В Индии первые двадцать лет жизни считаются временем ученичества, взросления. Следующие двадцать лет человек является домохозяином, который содержит свою семью. В течение следующих двадцати лет он совершенствует свою духовную практику, заботится о воспитании детей и о старости родителей. К шестидесяти считается, что у него больше не осталось семейных и общественных обязанностей, и он может провести остаток своих дней «саньясином», или скитающимся отшельником. Это время путешествий, спокойного созерцания и преданного воспевания.

Во многих обществах пожилых людей уважают за мудрость, которую они взрастили в себе за свою долгую жизнь. В нашем же обществе к старости относятся не с уважением, а с отвращением, и поэтому пожилым людям нужно самим научиться уважать себя, как они того заслуживают. Между тем в старости многие находят смысл жизни в служении: добровольные сиделки в больницах, посещение людей в приютах, общение с одинокими и больными, уход за детьми, советы пострадавшим и их родственникам – везде сияет мудрость и сострадание пожилых.

Неважно, сколько человек прожил, двадцать или семьдесят лет, в конце жизни ему кажется, что она длилась одно мгновение. Прошлое безвозвратно ушло, но ощущение бытия не кончается. Фактически, если вы спросите того, кто находится при смерти, чувствует ли он себя менее живым, чем когда-либо раньше, он ответит: «Нет, ни в коем случае!» Те, кто прослеживают жизнь вплоть до ее источников в сердце, живут полноценной жизнью.

На семинарах, которые мы проводили по всей стране в течение последних нескольких лет, мы встречались с людьми, которым исполнилось шестьдесят, семьдесят и даже восемьдесят лет, и которые стремятся обратиться внутрь. Они почувствовали, что в жизни есть что-то большее, чем мимолетные привязанности и утраты прошлого. Они доверяют своему нестареющему сердцу, которое побуждает их преодолевать ограничения слабеющего тела. Всматриваясь в лица занимающихся медитацией, я часто вижу пожилые лица, морщины на которых разглаживаются, а глаза перестают бегать под закрытыми веками, когда дыхание становится более спокойным. Любовь, которая сияет в таких людях, – это любовь высшей пробы.

* * *

Старики, живущие в теле, сгибаются под его бременем.

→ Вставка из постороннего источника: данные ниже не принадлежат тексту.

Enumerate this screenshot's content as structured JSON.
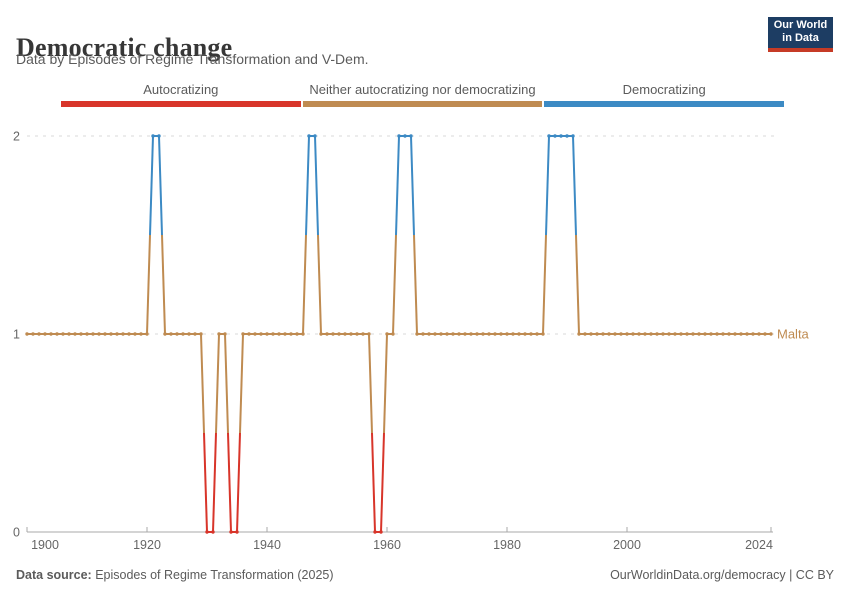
{
  "header": {
    "title": "Democratic change",
    "subtitle": "Data by Episodes of Regime Transformation and V-Dem.",
    "logo": {
      "line1": "Our World",
      "line2": "in Data",
      "bg_color": "#1d3d63",
      "accent_color": "#c63b26"
    }
  },
  "footer": {
    "source_label": "Data source:",
    "source_text": " Episodes of Regime Transformation (2025)",
    "credit": "OurWorldinData.org/democracy | CC BY"
  },
  "axis_text_color": "#666666",
  "grid_color": "#d9d9d9",
  "axis_line_color": "#a8a8a8",
  "chart_data": {
    "type": "line",
    "title": "Democratic change",
    "subtitle": "Data by Episodes of Regime Transformation and V-Dem.",
    "xlabel": "",
    "ylabel": "",
    "xlim": [
      1900,
      2024
    ],
    "ylim": [
      0,
      2
    ],
    "x_ticks": [
      1900,
      1920,
      1940,
      1960,
      1980,
      2000,
      2024
    ],
    "y_ticks": [
      0,
      1,
      2
    ],
    "grid": "dashed horizontal gridlines at y=1 and y=2, solid baseline at y=0",
    "legend_position": "top",
    "marker": "small circle marker at every yearly data point, colored by category",
    "categories": [
      {
        "value": 0,
        "label": "Autocratizing",
        "color": "#d8352a"
      },
      {
        "value": 1,
        "label": "Neither autocratizing nor democratizing",
        "color": "#bf8b51"
      },
      {
        "value": 2,
        "label": "Democratizing",
        "color": "#3c8ac4"
      }
    ],
    "series": [
      {
        "name": "Malta",
        "note": "runs are [start_year, end_year, value] inclusive; value 0=autocratizing, 1=neither, 2=democratizing",
        "runs": [
          [
            1900,
            1920,
            1
          ],
          [
            1921,
            1922,
            2
          ],
          [
            1923,
            1929,
            1
          ],
          [
            1930,
            1931,
            0
          ],
          [
            1932,
            1933,
            1
          ],
          [
            1934,
            1935,
            0
          ],
          [
            1936,
            1946,
            1
          ],
          [
            1947,
            1948,
            2
          ],
          [
            1949,
            1957,
            1
          ],
          [
            1958,
            1959,
            0
          ],
          [
            1960,
            1961,
            1
          ],
          [
            1962,
            1964,
            2
          ],
          [
            1965,
            1986,
            1
          ],
          [
            1987,
            1991,
            2
          ],
          [
            1992,
            2024,
            1
          ]
        ]
      }
    ]
  }
}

Старики, живущие в сердце, излучают свет.

Друзья, устремляйтесь к истине, пока вы живы.

Погружайтесь в переживания, пока вы живы!

Думайте, размышляйте, пока вы живы,

Ваше спасение возможно еще до смерти.

Если вы при жизни не развеете иллюзий,

Думаете ли вы, что после смерти

В этом вам помогут духи?

Когда говорят, что душа присоединится к блаженным

Только потому, что тело распадается, —

Не верьте.

Как вы чувствуете себя сейчас, так будет и тогда.

Если вы не найдете ничего сейчас,

Закончив свои дни, вы окажетесь

В Городе Мертвых.

Если же сейчас вы сольетесь с божественным в себе,

В следующей жизни у вас будет лицо того,

Чьи желания удовлетворены.

Кабир говорит: когда ищут Гостя, находит Его

Только сильное желание Его увидеть.

Посмотрите на меня, и вы увидите раба этого желания.